Tutti hanno il diritto di cambiare idea, Joe Biden compreso. Le elezioni americane si avvicinano e il presidente in carica sembra non essere più convinto di rinnovare la propria candidatura, almeno secondo alcune indiscrezioni del New York Times, smentite però quasi subito dalla Casa Bianca. Ma se non lui, allora chi? Questa la domanda che attanaglia non solo l’informazione, ma anche e soprattutto gli elettori americani, almeno quelli democratici, che ancora non sanno quale sarà il nome da indicare sulla scheda elettorale martedì 5 novembre 2024.
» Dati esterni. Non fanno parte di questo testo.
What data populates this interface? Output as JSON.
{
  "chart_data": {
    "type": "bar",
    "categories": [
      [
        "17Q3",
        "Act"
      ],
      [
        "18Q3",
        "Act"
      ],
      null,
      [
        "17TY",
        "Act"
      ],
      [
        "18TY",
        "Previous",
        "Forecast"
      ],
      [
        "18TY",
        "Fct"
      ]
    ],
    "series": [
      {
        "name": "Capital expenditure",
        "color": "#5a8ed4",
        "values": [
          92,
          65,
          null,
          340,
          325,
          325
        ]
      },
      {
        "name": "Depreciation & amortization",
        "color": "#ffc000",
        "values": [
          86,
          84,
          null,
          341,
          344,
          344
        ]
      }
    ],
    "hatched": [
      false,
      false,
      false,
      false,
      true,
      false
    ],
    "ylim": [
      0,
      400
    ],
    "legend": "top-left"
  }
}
Michelle Obama ha detto no – I sondaggi parlano chiaro: l’unica candidata in grado di battere il repubblicano Donald Trump sarebbe la ex first lady Michelle Obama. Secondo uno studio realizzato da Reuters/Ipsos Obama batterebbe il Tycoon aggiudicandosi il 50% dei voti, lasciando il repubblicano al 39%. Avvocata, attivista e scrittrice, l’ex first lady è rimasta sulla scena anche dopo la conclusione del mandato del marito Barack Obama, ma non si è mai mostrata interessata a prendere parte alla corsa presidenziale. «No, no, non lo farò», queste le sue parole nel 2017, quando era stata interpellata dalla stampa alla fine del secondo mandato del marito. La sua posizione, oggi, non sembra essere cambiata di molto.
L’alternativa reale: Kamala Harris – Sono lontani i tempi in cui Drew Barrymore nel suo talk show esortava la vicepresidente a diventare la «Momala» degli Stati Uniti. Sembra infatti che solo sulla carta Harris potrebbe rappresentare un’alternativa valida alla ricandidatura dell’attuale presidente: è donna, è nera e avrebbe dalla sua almeno una buona parte dei democratici appartenenti a queste minoranze. Tuttavia, pur essendo di fatto l’unica sostituta possibile di Biden, in questi anni da prima donna vicepresidente degli Stati Uniti il consenso a suo favore non è cresciuto, anzi. Secondo il Wall Street Journal la cerchia di Biden sta indicando Kamala Harris come erede diretta solo per spaventare gli elettori moderati, costringendo lo stato maggiore a rinominare il vecchio leader alla convenzione che si terrà il prossimo agosto a Chicago. Troppo progressista, dunque, per i democratici più centristi, ma non abbastanza per i riformisti. Durante il suo mandato da vicepresidente, infatti, non ha convinto nemmeno l’amministrazione presidenziale di cui fa parte. Nei primi anni di mandato, poi, Biden ha affidato a Harris alcuni incarichi complicati, per esempio la gestione della crisi migratoria al confine, un tema su cui Trump e i repubblicani sono particolarmente agguerriti. Per di più, nel suo primo anno da vicepresidente Harris ha anche rilasciato alcune interviste deboli e incerte, che hanno contribuito a creare un’immagine di vicepresidente inadeguata. Tutti fatti di cui ora potrebbe pagare le conseguenze.
Cosa dicono i governatori – Nella giornata di mercoledì 3 luglio Biden ha deciso di parlare con Kamala Harris e con molti influenti governatori democratici, dopo che alcuni di loro hanno palesato i propri dubbi sulla sua candidatura. Una fra tutti, Nancy Pelosi, ex speaker della Camera, ha dichiarato «legittimo» chiedersi se le condizioni del presidente viste al dibattito fossero «un episodio o la normalità». Dopo l’incontro di mercoledì, tre dei 24 governatori presenti (quelli dello stato di New York, del Maryland e del Minnesota) hanno parlato con i giornalisti per prendere pubblicamente posizione a favore di Biden, spiegando di aver avuto con lui una discussione onesta sul fatto che il dibattito contro Trump fosse andato molto male. Wes Moore, governatore del Maryland, ha detto: «Il presidente ci ha sempre protetto, ora noi faremo lo stesso con lui».
Condizione imprescindibile per lasciare spazio a un nuovo candidato, comunque, è una sola: che Joe Biden decida di farsi da parte. Senza il suo consenso, la nomina non potrà essergli negata.